Et il n'y a pas que côté masculin, que les mentalités évoluent. "Les femmes laissent davantage les hommes être créatifs, sans penser +Il m'a volé une fringue+ ou +C'est très féminin+", relève Sascha Lilic.
Autre facteur: poussés par le nouveau culte de l'exercice physique, mais aussi par le tremblement de terre du "skinny" (vêtements plus ajustés et cintrés) du créateur d'Hedi Slimane, "les hommes font de plus en plus attention à eux", analyse Sascha Lilic.
"Expérimenter"
A cela s'ajoute l'avènement des réseaux sociaux, qui incite à davantage de personnalisation pour se distinguer.
"Les hommes veulent de l'attention, être reconnus et que l'on parle d'eux (dans les médias)", résume Danyul Brown. "Ils aiment qu'on les complimente sur leur apparence."
Et la révolution des tapis rouges porte ces bouleversements bien au-delà d'un petit microcosme de célébrités.
"Les tapis rouges, sans oublier les designers et les stylistes qui travaillent en coulisses, sont une référence qui nous inspire tous lorsque nous choisissons quoi porter", considère Danyul Brown.
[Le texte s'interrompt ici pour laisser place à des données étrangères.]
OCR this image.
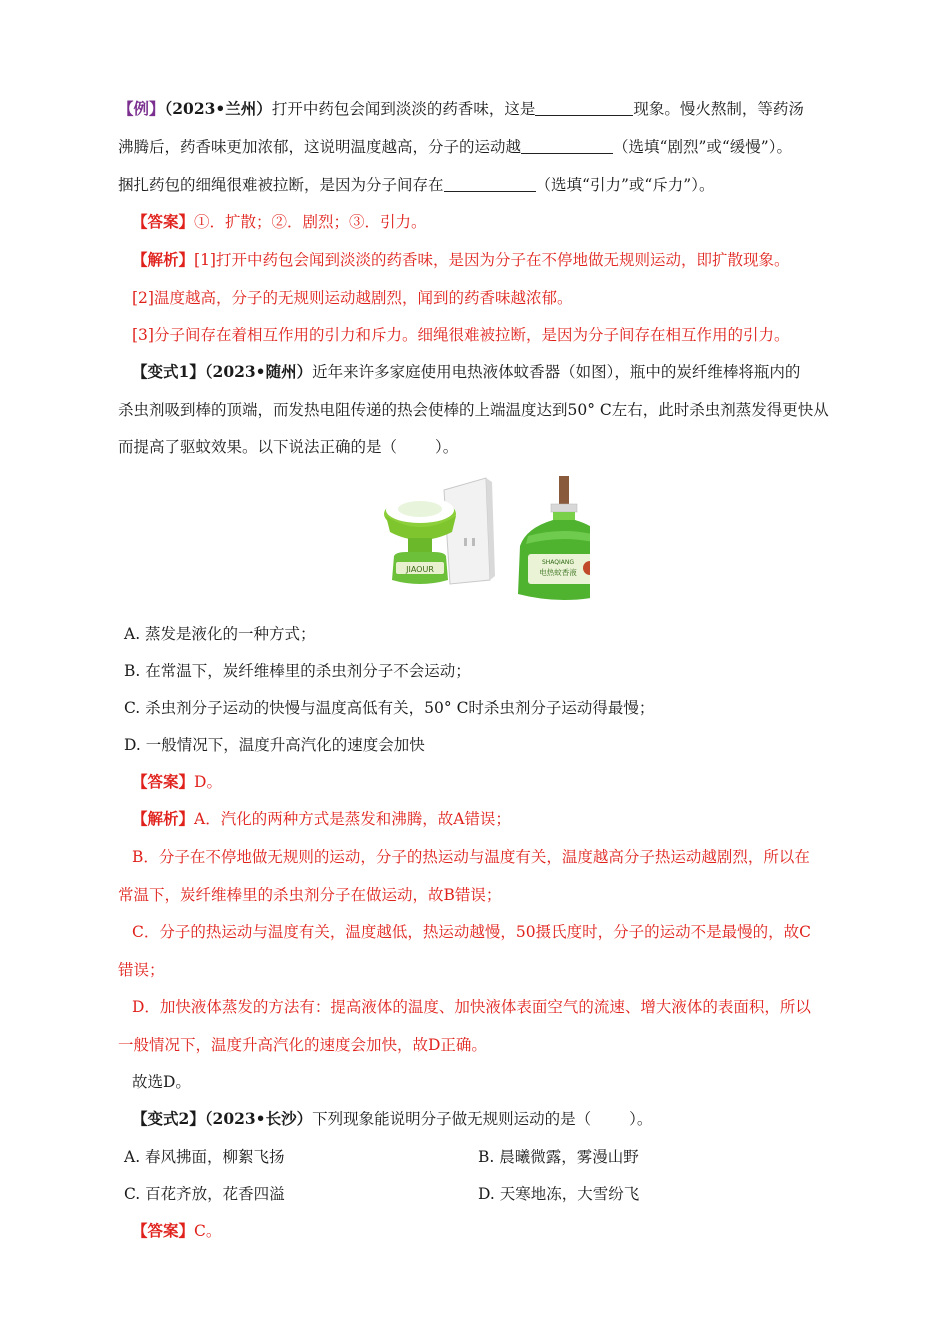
【例】（2023•兰州）打开中药包会闻到淡淡的药香味，这是	现象。慢火熬制，等药汤
沸腾后，药香味更加浓郁，这说明温度越高，分子的运动越	（选填“剧烈”或“缓慢”）。
捆扎药包的细绳很难被拉断，是因为分子间存在	（选填“引力”或“斥力”）。
【答案】①．扩散；②．剧烈；③．引力。
【解析】[1]打开中药包会闻到淡淡的药香味，是因为分子在不停地做无规则运动，即扩散现象。
[2]温度越高，分子的无规则运动越剧烈，闻到的药香味越浓郁。
[3]分子间存在着相互作用的引力和斥力。细绳很难被拉断，是因为分子间存在相互作用的引力。
【变式1】（2023•随州）近年来许多家庭使用电热液体蚊香器（如图），瓶中的炭纤维棒将瓶内的
杀虫剂吸到棒的顶端，而发热电阻传递的热会使棒的上端温度达到50° C左右，此时杀虫剂蒸发得更快从
而提高了驱蚊效果。以下说法正确的是（ ）。
JIAOUR
SHAQIANG
电热蚊香液
A. 蒸发是液化的一种方式；
B. 在常温下，炭纤维棒里的杀虫剂分子不会运动；
C. 杀虫剂分子运动的快慢与温度高低有关，50° C时杀虫剂分子运动得最慢；
D. 一般情况下，温度升高汽化的速度会加快
【答案】D。
【解析】A．汽化的两种方式是蒸发和沸腾，故A错误；
B．分子在不停地做无规则的运动，分子的热运动与温度有关，温度越高分子热运动越剧烈，所以在
常温下，炭纤维棒里的杀虫剂分子在做运动，故B错误；
C．分子的热运动与温度有关，温度越低，热运动越慢，50摄氏度时，分子的运动不是最慢的，故C
错误；
D．加快液体蒸发的方法有：提高液体的温度、加快液体表面空气的流速、增大液体的表面积，所以
一般情况下，温度升高汽化的速度会加快，故D正确。
故选D。
【变式2】（2023•长沙）下列现象能说明分子做无规则运动的是（ ）。
A. 春风拂面，柳絮飞扬	B. 晨曦微露，雾漫山野
C. 百花齐放，花香四溢	D. 天寒地冻，大雪纷飞
【答案】C。
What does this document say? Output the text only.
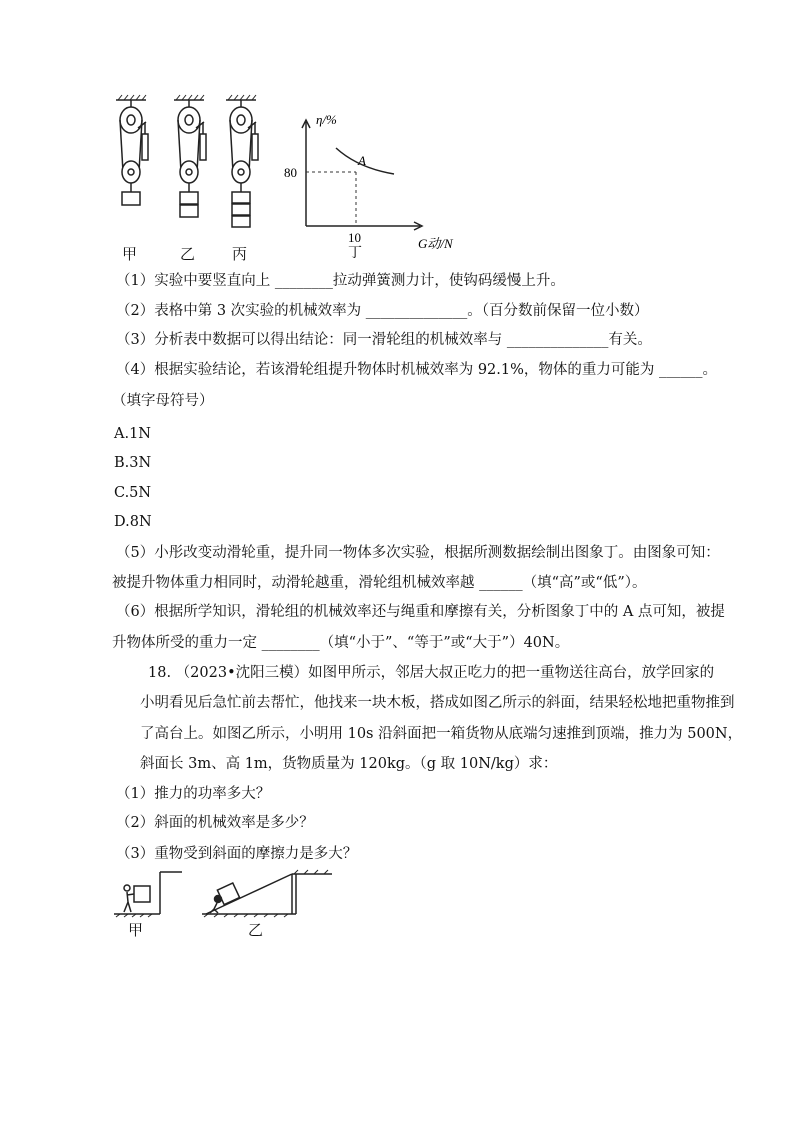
甲	乙 丙
η/%
80
A
10
丁
G动/N
（1）实验中要竖直向上 ________拉动弹簧测力计，使钩码缓慢上升。
（2）表格中第 3 次实验的机械效率为 ______________。（百分数前保留一位小数）
（3）分析表中数据可以得出结论：同一滑轮组的机械效率与 ______________有关。
（4）根据实验结论，若该滑轮组提升物体时机械效率为 92.1%，物体的重力可能为 ______。
（填字母符号）
A.1N
B.3N
C.5N
D.8N
（5）小彤改变动滑轮重，提升同一物体多次实验，根据所测数据绘制出图象丁。由图象可知：
被提升物体重力相同时，动滑轮越重，滑轮组机械效率越 ______（填“高”或“低”）。
（6）根据所学知识，滑轮组的机械效率还与绳重和摩擦有关，分析图象丁中的 A 点可知，被提
升物体所受的重力一定 ________（填“小于”、“等于”或“大于”）40N。
18. （2023•沈阳三模）如图甲所示，邻居大叔正吃力的把一重物送往高台，放学回家的
小明看见后急忙前去帮忙，他找来一块木板，搭成如图乙所示的斜面，结果轻松地把重物推到
了高台上。如图乙所示，小明用 10s 沿斜面把一箱货物从底端匀速推到顶端，推力为 500N，
斜面长 3m、高 1m，货物质量为 120kg。（g 取 10N/kg）求：
（1）推力的功率多大？
（2）斜面的机械效率是多少？
（3）重物受到斜面的摩擦力是多大？
甲	乙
Pour les stylistes, longtemps cantonnés à choisir un costume noir aux dépens d'un autre, tout a changé.
"Je peux maintenant expérimenter, avec beaucoup plus de possibilités", se réjouit Andrew Gelwicks. Et "même quand je travaille avec des hommes qui veulent porter un costume et une cravate, on part sur une cravate ou des chaussures plus +originales+."
"Cela nous demande désormais le même investissement pour un homme que pour une femme", décrit Sascha Lilic. "Vous devez réfléchir à la personne qu'il est, celle qu'il veut être et l'histoire qu'il veut raconter à travers ses vêtements."
"C'est très bien parce que nous pouvons faire notre travail", dit-il, "c'est-à-dire jouer avec les vêtements."